Creationism on the Ropes

Is creationism taking over American education?  Nope.

Not at the Blue Ridge Christian School, anyway.

Readers may remember Blue Ridge for its fifteen minutes of fame last May, when a dinosaur quiz from the school attracted attention.

 

Image Source: Answers in Genesis

Image Source: Answers in Genesis

 

According to the Christian Post, the school is closing down.  After all the attention, school founders hoped to raise enough funds to stay afloat.  However, in spite of international attention, the school only raised $15,000 of the $200,000 it needed.

So is creationism taking over?  In this case, at least, it’s not even staying alive.

 

Dinosaur Quizzes and Beleaguered Minorities

Have you seen it?  The dinosaur quiz below has been making the rounds lately.

dino quiz

Source: Answers in Genesis

This seems like a good chance for an ILYBYGTH gut check: What does this quiz tell us about creationism and American education?  For fans of evolution, this quiz confirms that creationism is a looming threat.  For young-earth creationists, though, this quiz and its public career tell us that Biblical creationists have become a righteous minority, besieged on all sides.

Here’s the story so far:  This quiz apparently came from a fourth-grade classroom at a private Christian school in South Carolina.  A parent posted it online when he found out to his dismay that his daughter had been learning this account of the origins of life.

What does this tell us about the state of American education?  Depending on your perspective, it can teach very different lessons.

For some commenters at r/atheism, this quiz serves as proof of the creeping power of Christian fundamentalism.  One poster noted, “They’re teaching these kids how to respond to people who spread the ‘evils of the world,’ in order to defend their faith.  It’s just very, very sad.”

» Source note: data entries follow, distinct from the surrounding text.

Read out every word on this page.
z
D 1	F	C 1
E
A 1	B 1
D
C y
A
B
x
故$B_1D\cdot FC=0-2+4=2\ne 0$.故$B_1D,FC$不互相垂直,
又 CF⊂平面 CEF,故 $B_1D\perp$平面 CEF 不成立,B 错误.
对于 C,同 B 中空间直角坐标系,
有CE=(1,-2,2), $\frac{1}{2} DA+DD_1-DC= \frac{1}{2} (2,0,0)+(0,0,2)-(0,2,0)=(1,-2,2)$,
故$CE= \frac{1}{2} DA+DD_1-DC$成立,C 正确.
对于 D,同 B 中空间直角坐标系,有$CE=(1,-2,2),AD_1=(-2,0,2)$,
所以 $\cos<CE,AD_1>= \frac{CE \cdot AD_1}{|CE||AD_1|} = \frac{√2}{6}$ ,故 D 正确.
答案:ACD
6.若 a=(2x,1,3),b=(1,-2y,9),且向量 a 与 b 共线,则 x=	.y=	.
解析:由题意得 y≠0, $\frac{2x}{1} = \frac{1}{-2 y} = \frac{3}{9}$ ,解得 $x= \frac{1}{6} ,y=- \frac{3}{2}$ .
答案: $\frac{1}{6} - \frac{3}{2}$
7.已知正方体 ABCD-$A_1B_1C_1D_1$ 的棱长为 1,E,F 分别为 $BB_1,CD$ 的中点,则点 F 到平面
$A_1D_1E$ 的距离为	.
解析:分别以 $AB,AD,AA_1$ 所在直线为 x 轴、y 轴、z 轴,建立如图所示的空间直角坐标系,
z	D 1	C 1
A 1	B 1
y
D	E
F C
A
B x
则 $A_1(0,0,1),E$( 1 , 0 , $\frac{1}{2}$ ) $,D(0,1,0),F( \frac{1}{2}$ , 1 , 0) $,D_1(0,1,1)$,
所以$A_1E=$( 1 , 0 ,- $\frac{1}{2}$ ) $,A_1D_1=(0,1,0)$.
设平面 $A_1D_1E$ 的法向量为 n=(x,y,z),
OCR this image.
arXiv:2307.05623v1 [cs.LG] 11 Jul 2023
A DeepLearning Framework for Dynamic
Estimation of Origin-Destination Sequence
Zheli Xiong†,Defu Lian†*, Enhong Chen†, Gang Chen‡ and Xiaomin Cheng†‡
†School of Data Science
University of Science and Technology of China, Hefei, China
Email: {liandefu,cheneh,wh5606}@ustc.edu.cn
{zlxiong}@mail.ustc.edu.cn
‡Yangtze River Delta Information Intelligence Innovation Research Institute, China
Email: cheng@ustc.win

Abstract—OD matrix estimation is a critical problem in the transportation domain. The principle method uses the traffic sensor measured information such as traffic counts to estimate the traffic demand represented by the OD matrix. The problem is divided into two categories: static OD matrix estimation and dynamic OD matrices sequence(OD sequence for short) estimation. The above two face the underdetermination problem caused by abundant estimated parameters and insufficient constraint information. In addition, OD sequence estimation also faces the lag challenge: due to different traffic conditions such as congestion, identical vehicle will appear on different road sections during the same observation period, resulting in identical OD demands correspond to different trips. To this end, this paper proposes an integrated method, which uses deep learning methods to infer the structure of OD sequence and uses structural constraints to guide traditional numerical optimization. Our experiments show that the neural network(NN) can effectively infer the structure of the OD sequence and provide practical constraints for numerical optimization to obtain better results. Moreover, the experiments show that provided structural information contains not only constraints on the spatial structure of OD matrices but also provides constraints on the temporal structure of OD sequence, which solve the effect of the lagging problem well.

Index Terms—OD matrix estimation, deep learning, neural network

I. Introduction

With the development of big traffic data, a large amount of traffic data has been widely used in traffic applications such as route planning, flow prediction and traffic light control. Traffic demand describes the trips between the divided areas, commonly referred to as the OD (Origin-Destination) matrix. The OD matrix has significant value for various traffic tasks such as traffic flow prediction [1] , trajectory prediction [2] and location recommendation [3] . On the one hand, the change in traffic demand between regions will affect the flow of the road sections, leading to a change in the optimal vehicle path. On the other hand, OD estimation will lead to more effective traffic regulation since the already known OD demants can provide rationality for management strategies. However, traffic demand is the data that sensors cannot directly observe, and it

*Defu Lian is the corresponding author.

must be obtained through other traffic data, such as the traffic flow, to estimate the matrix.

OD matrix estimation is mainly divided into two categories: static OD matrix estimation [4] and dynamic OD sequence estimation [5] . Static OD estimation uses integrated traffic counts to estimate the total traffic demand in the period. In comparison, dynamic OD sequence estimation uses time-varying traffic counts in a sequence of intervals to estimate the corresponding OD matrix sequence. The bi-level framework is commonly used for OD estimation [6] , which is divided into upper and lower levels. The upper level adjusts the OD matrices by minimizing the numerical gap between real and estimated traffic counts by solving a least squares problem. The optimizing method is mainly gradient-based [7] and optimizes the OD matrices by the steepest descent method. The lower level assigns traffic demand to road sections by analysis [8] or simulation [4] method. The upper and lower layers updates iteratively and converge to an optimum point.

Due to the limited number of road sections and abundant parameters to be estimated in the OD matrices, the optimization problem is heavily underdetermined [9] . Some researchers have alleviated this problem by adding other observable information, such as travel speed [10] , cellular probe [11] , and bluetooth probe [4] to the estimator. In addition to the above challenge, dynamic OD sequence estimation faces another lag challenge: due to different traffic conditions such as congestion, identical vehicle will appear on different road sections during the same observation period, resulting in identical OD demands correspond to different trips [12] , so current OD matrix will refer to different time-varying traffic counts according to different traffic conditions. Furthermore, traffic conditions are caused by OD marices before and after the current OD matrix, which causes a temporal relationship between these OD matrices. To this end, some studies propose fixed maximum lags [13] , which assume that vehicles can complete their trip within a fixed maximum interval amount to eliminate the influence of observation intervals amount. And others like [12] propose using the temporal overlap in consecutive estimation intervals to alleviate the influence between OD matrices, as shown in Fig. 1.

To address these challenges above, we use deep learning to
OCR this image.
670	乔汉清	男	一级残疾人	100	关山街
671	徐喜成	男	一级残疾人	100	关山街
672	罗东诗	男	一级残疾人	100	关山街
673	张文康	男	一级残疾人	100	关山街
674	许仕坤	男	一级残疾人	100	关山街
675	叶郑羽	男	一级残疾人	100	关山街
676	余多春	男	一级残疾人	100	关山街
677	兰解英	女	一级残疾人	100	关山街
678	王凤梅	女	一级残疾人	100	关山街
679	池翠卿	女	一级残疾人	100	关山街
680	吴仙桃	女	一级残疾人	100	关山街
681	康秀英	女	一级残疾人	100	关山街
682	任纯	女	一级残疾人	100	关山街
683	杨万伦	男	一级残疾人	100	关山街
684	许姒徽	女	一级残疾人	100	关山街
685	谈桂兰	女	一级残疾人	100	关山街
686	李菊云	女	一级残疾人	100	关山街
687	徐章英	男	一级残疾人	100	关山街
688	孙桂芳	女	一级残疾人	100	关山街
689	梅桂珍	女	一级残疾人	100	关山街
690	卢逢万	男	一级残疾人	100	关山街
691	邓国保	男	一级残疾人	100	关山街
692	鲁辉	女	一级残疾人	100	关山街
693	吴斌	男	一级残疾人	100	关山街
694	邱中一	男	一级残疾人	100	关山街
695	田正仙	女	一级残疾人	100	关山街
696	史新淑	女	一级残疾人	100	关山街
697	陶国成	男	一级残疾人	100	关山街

Another agreed.  “This is just disgusting, my goodness,” he or she noted, concerning the fact that so many accredited schools in the United States teach this kind of science.  “I would really love to see a full on description of what is required to be taught to remain accredited, and then see if I could develop a program based around worship of FSM [i.e., the Flying Spaghetti Monster] that would meet those requirements.”

For young-earth creationist leader Ken Ham, however, the brouhaha over this quiz tells a very different lesson.  Ham complained that the backlash to this quiz proves that atheists have taken over America.  As he put it recently,

It seems that since the last presidential election, atheists have grown more confident about having something of a license to go after Christians. These secularists want to impose their anti-God religion on the culture. They are simply not content using legislatures and courts to protect the dogmatic teaching of their atheistic religion of evolution and millions of years in public schools. There is something else on their agenda: they are increasingly going after Christians and Christian institutions that teach God’s Word beginning in Genesis.

The danger, Ham and his colleague Mark Looy warned, should be readily apparent: “the atheists want your children. They are aggressively trying to demonize and marginalize Christians in their attempts to recruit your children for atheism or secularism.”

So who is the victim here?  Is it besieged Christians, defending their schools against dominant atheism?  Or is it science and reason, holding out in a last-ditch effort to save American education from Taliban-ism?

I’ll go out on a limb and try to define America’s educational consensus on this one.  The overwhelming majority of Americans agree, I’ll argue, that private schools can teach whatever they wish.  But there is one enormous exception: schools cannot teach doctrines that will cause harm to students or the wider society.

Obviously, this kicks the discussion back to the definition of “harm.”  We will all agree that teaching students how to rob liquor stores will ultimately be bad for both students and society.

But does teaching creationism constitute harm?  To anyone?  Here’s where tempers get heated.  I do not endorse young-earth creationism, but I believe the harm it does to students and society is far less than the harm that would be done if steps were taken to coerce schools to teach evolution.  Let schools teach young-earth creationism.  Try to persuade–not force–people to teach their children evolution instead.

Smart people disagree.  Some folks consider teaching young-earth creationism to be no harm at all.  Others, such as physicist Lawrence Krauss, consider teaching creationism to be a form of “child abuse.”   

Whichever side of this fence you fall on, this dinosaur quiz and the response it has generated can serve as a creationism quiz, a quick check of your attitudes toward this alternative science.  Does this sort of teaching harm students?  Does this sort of education harm society?